Les péripéties d'Astrid
Petit bonus de "retrouve-moi". Point de vue de la maman. Un autre bonus du point de vue de Côme est en cours d'écriture, quelques années plus tard. Le mariage de Adriel et Elena sera dans le tome des vacances de nos persos. Il est en projet et pas du tout commencé. Des histoires sont à terminer avant, chaque chose en son temps ^^
Bonne lecture mes meringues ;-)
ASTRID
Mes yeux vont partout. Lors de ma dernière visite, on m'a annoncé l'arrêt des recherches en me conseillant de faire une croix sur Adriel. Comment peut-on annoncer ça à une mère ? Il n'en a jamais été question.

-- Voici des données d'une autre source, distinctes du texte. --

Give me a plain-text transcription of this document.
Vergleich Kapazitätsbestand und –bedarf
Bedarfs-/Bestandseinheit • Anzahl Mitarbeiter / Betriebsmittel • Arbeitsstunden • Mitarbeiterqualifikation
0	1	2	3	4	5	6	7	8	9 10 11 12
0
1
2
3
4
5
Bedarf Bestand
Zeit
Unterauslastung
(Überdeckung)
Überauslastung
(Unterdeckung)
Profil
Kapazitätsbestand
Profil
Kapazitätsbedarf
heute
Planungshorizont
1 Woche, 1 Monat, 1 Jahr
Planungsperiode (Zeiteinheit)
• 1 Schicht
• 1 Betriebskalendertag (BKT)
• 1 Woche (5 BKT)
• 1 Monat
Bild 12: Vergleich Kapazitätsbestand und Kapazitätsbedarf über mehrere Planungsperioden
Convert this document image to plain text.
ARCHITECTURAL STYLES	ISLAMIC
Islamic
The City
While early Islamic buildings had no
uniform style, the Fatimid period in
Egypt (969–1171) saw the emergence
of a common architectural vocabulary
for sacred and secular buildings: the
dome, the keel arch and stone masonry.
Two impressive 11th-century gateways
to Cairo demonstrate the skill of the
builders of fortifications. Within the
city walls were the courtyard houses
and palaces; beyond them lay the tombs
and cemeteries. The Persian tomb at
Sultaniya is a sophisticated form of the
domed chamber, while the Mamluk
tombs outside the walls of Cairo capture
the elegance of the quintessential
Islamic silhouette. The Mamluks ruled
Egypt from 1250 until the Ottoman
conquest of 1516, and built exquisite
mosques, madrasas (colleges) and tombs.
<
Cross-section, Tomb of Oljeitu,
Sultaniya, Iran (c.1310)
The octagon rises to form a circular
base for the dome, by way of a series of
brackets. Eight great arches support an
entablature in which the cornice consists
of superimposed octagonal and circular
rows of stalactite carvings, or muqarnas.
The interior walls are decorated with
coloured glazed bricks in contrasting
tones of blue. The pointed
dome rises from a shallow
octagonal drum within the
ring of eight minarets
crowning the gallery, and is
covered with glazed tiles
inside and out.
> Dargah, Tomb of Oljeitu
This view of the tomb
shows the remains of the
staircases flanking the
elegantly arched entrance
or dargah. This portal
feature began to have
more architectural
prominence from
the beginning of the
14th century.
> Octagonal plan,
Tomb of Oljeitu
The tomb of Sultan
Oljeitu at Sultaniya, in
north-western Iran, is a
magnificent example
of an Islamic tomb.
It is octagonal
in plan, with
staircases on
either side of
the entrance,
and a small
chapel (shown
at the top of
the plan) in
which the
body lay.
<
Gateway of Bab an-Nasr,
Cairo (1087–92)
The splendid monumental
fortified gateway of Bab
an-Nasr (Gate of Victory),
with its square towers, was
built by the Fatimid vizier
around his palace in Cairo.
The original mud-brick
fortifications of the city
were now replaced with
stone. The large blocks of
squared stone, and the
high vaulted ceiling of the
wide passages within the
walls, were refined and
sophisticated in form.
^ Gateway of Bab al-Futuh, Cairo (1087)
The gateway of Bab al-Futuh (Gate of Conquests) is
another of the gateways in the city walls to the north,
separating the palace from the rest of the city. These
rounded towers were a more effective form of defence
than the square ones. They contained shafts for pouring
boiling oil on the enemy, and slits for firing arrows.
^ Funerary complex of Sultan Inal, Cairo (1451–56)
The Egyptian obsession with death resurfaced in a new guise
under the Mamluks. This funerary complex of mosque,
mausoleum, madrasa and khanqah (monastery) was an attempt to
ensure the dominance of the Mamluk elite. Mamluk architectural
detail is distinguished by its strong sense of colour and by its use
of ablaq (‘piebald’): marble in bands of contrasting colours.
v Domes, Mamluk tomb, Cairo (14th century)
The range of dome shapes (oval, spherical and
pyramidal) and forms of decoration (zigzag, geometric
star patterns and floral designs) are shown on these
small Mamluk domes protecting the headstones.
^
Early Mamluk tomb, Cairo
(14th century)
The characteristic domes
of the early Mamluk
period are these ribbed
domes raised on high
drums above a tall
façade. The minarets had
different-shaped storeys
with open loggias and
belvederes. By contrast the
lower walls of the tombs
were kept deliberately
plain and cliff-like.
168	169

Les uniformes passent. Je reste droite sur mon siège, prête à me lever. Certains froncent les sourcils, se demandant la raison de ma présence dans un commissariat. Ce n'est pas étonnant, ce n'est pas un lieu pour une femme dans mon genre. Certes, je n'ai rien fait de mal de toute ma vie mais je ne suis pas irréprochable. Qui peut l'être ?
Mon pouls s'accélère. Pourquoi je n'ai pas demandé à mon mari de m'accompagner ? Il m'aurait épaulée. Il s'en veut encore tellement. Le retour de notre fils bien aimé ne l'a pas soulagé. Toutes ces années, je l'ai soutenu. Ce n'est pas de sa faute. Pas une seconde, je ne lui ai reproché la perte de notre enfant.
Ma vie s'est suspendue à vingt-six ans, elle reprend à cinquante-neuf ans. Cruel gâchis.
Pendant toutes ces années, nous avons souffert, accablés par les hypothèses les plus improbables. Mais celle-ci est la pire. À cause d'eux. Nos supposés meilleurs amis. Ils nous ont trahis de la pire des façons. En nous privant d'une part de nous.
Les larmes me montent aux yeux. Notre vie aurait dû être tout autre.
Bien sûr, les garçons ne nous ont rien dit de la réalité lorsqu'ils se sont retrouvés, pour nous épargner j'imagine. Avant son changement de nom, Adriel et Elena nous ont invités chez eux. Curieuse, j'ai jeté un œil au nom inscrit sur la boîte aux lettres. Nous sommes tombés de haut. Une claque magistrale. Ça ne pouvait pas être une coïncidence qu'il s'appelle comme ces traîtres ! Maintenant, il a retrouvé son nom de naissance. Plus de traces d'eux. Bon débarras.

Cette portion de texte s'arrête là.